2- Satoshi Nakamoto ortaya çıkıp blockchain tabanlı Ether ve diğer kripto para geliştiricilerinden blockchain’i izinsiz/lisanssız kullanım sebebiyle fikri hak ihlalinden ötürü tazminatı talep etse bu talebi kabul görür mü?
Berk Bengi ise Blockchain ile Hukuk alanındaki uygulamaların nasıl olabileceğini ve kesişme noktalarını anlattı. Sunumunda dikkat çeken noktalardan birisi internet 1990larda hayatımıza girmesine rağmen hukuki süreçlerim henüz tam olarak gerçekleşmediği idi. Blockchain ile ilgili hukuksa süreçlerin hızlandırılması için çalışılması gerektiğini özellikle vurguladı.
Berk Kocaman ise BCTR’nin rolüne ve misyonuna değinirken platformun amaçlarını ve yapılması planlanan çalışmaları paylaştılar. BCTR blockchain konusunda ülkemizi öncü yapmaya çalışan bir platform. Bunun için geniş katılımlı bir yapı kuruldu; girişimler, kamu, akademi ve özel sektör bu yapının içinde mevcut. Katılımı sağladıktan sonra blockchain gibi yeni ama bilinmezlikleri olan bir alanı daha anlaşılır kılarak topluma yaymak amaçlanıyor. Bunun sonuçlarının alınması için de sürekli olarak geniş katılımlı çalışmalar yapmayı hedefliyorlar.
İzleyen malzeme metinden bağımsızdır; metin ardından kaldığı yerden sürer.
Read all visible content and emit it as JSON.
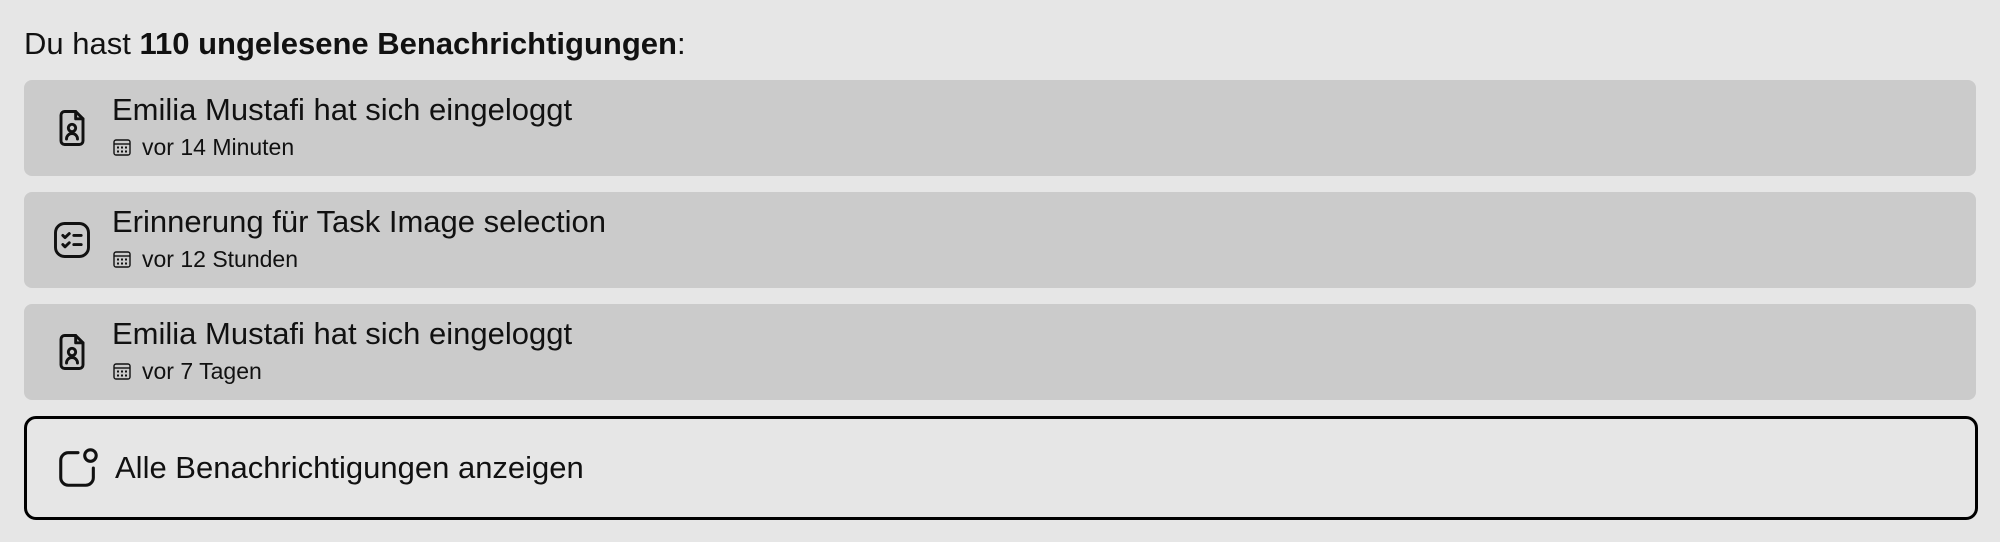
{
  "header": {
    "prefix": "Du hast ",
    "count_text": "110 ungelesene Benachrichtigungen",
    "suffix": ":"
  },
  "notifications": [
    {
      "icon": "user-file-icon",
      "title": "Emilia Mustafi hat sich eingeloggt",
      "time": "vor 14 Minuten"
    },
    {
      "icon": "checklist-icon",
      "title": "Erinnerung für Task Image selection",
      "time": "vor 12 Stunden"
    },
    {
      "icon": "user-file-icon",
      "title": "Emilia Mustafi hat sich eingeloggt",
      "time": "vor 7 Tagen"
    }
  ],
  "footer": {
    "icon": "notification-icon",
    "label": "Alle Benachrichtigungen anzeigen"
  },
  "icons": {
    "meta": "calendar-icon"
  },
  "colors": {
    "background": "#e6e6e6",
    "item_background": "#cbcbcb",
    "text": "#111111",
    "border": "#000000"
  }
}
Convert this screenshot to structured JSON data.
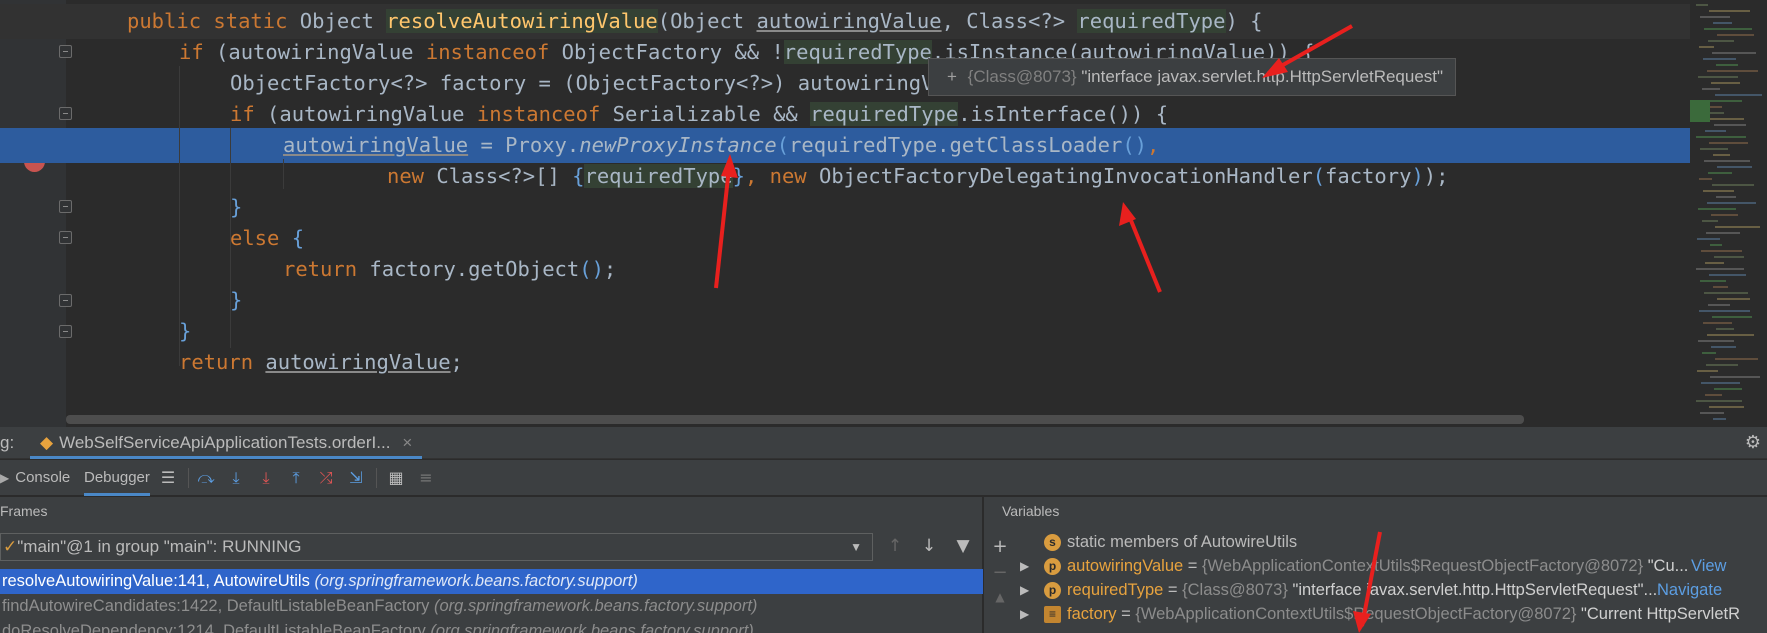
{
  "editor": {
    "lines": [
      {
        "tokens": [
          [
            "kw",
            "public static "
          ],
          [
            "t",
            "Object "
          ],
          [
            "fnhl",
            "resolveAutowiringValue"
          ],
          [
            "t",
            "(Object "
          ],
          [
            "ul",
            "autowiringValue"
          ],
          [
            "t",
            ", Class<?> "
          ],
          [
            "hlvar",
            "requiredType"
          ],
          [
            "t",
            ") {"
          ]
        ]
      },
      {
        "tokens": [
          [
            "kw",
            "if "
          ],
          [
            "t",
            "("
          ],
          [
            "t",
            "autowiringValue "
          ],
          [
            "kw",
            "instanceof "
          ],
          [
            "t",
            "ObjectFactory && !"
          ],
          [
            "hlvar",
            "requiredType"
          ],
          [
            "t",
            ".isInstance(autowiringValue)) {"
          ]
        ]
      },
      {
        "tokens": [
          [
            "t",
            "ObjectFactory<?> factory = (ObjectFactory<?>) autowiringValue;"
          ]
        ]
      },
      {
        "tokens": [
          [
            "kw",
            "if "
          ],
          [
            "t",
            "(autowiringValue "
          ],
          [
            "kw",
            "instanceof "
          ],
          [
            "t",
            "Serializable && "
          ],
          [
            "hlvar",
            "requiredType"
          ],
          [
            "t",
            ".isInterface()) {"
          ]
        ]
      },
      {
        "tokens": [
          [
            "ul",
            "autowiringValue"
          ],
          [
            "t",
            " = Proxy."
          ],
          [
            "it",
            "newProxyInstance"
          ],
          [
            "br",
            "("
          ],
          [
            "t",
            "requiredType.getClassLoader"
          ],
          [
            "br",
            "()"
          ],
          [
            "kw",
            ","
          ]
        ]
      },
      {
        "tokens": [
          [
            "kw",
            "new "
          ],
          [
            "t",
            "Class<?>[] "
          ],
          [
            "br",
            "{"
          ],
          [
            "hlvar",
            "requiredType"
          ],
          [
            "br",
            "}"
          ],
          [
            "kw",
            ", new "
          ],
          [
            "t",
            "ObjectFactoryDelegatingInvocationHandler"
          ],
          [
            "br",
            "("
          ],
          [
            "t",
            "factory"
          ],
          [
            "br",
            ")"
          ],
          [
            "t",
            ");"
          ]
        ]
      },
      {
        "tokens": [
          [
            "br",
            "}"
          ]
        ]
      },
      {
        "tokens": [
          [
            "kw",
            "else "
          ],
          [
            "br",
            "{"
          ]
        ]
      },
      {
        "tokens": [
          [
            "kw",
            "return "
          ],
          [
            "t",
            "factory.getObject"
          ],
          [
            "br",
            "()"
          ],
          [
            "t",
            ";"
          ]
        ]
      },
      {
        "tokens": [
          [
            "br",
            "}"
          ]
        ]
      },
      {
        "tokens": [
          [
            "br",
            "}"
          ]
        ]
      },
      {
        "tokens": [
          [
            "kw",
            "return "
          ],
          [
            "ul",
            "autowiringValue"
          ],
          [
            "t",
            ";"
          ]
        ]
      }
    ],
    "tooltip": {
      "plus": "+",
      "ref": "{Class@8073}",
      "value": "\"interface javax.servlet.http.HttpServletRequest\""
    }
  },
  "debug": {
    "window_label": "g:",
    "session_tab": "WebSelfServiceApiApplicationTests.orderI...",
    "session_close": "×",
    "tabs": {
      "console": "Console",
      "debugger": "Debugger"
    },
    "frames_title": "Frames",
    "variables_title": "Variables",
    "thread": "\"main\"@1 in group \"main\": RUNNING",
    "frames": [
      {
        "method": "resolveAutowiringValue:141, AutowireUtils",
        "pkg": "(org.springframework.beans.factory.support)"
      },
      {
        "method": "findAutowireCandidates:1422, DefaultListableBeanFactory",
        "pkg": "(org.springframework.beans.factory.support)"
      },
      {
        "method": "doResolveDependency:1214, DefaultListableBeanFactory",
        "pkg": "(org.springframework.beans.factory.support)"
      }
    ],
    "variables": [
      {
        "badge": "s",
        "name": "static",
        "rest": " members of AutowireUtils",
        "ref": "",
        "value": "",
        "link": ""
      },
      {
        "badge": "p",
        "name": "autowiringValue",
        "rest": " = ",
        "ref": "{WebApplicationContextUtils$RequestObjectFactory@8072}",
        "value": " \"Cu...",
        "link": "View"
      },
      {
        "badge": "p",
        "name": "requiredType",
        "rest": " = ",
        "ref": "{Class@8073}",
        "value": " \"interface javax.servlet.http.HttpServletRequest\"...",
        "link": "Navigate"
      },
      {
        "badge": "f",
        "name": "factory",
        "rest": " = ",
        "ref": "{WebApplicationContextUtils$RequestObjectFactory@8072}",
        "value": " \"Current HttpServletR",
        "link": ""
      }
    ]
  },
  "colors": {
    "accent": "#2f65ca",
    "keyword": "#cc7832",
    "method": "#ffc66d",
    "annotation": "#e8201e"
  }
}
Teknoloji üssel hızla ilerlediği için teknolojiye aynı hız ile uyum sağlamak mümkün olamıyor. Bu yüzden teknolojiniyi yakalamak için fazladan çaba göstermek gerekli. Blockchain Türkiye Platformu tam olarak bunu yapmaya çalışıyor; devrimsel bir teknolojiyi alarak insanlara ulaştırmaya çalışırken aynı zamanda bu teknolojiye derinlik kazandırmaya gayret ediyor. Blockchain teknolojisininde takipçi değil öncü olunmak isteniyorsa bunun yapılması gerekli. Blockchain ile hukuk bir araya getirilir, boşluklar şimdiden tanımlanır ve hukuki olarak altını doldurursa şu an bunu becerebilen ilk ülke olunabilir. Bu birleşim kamu, özel sektör, akademi ve toplumu birleştirerek blockchain teknolojisinin öncüsü olabiliriz. BCTR tam olarak bunu yapmayı amaçlıyor.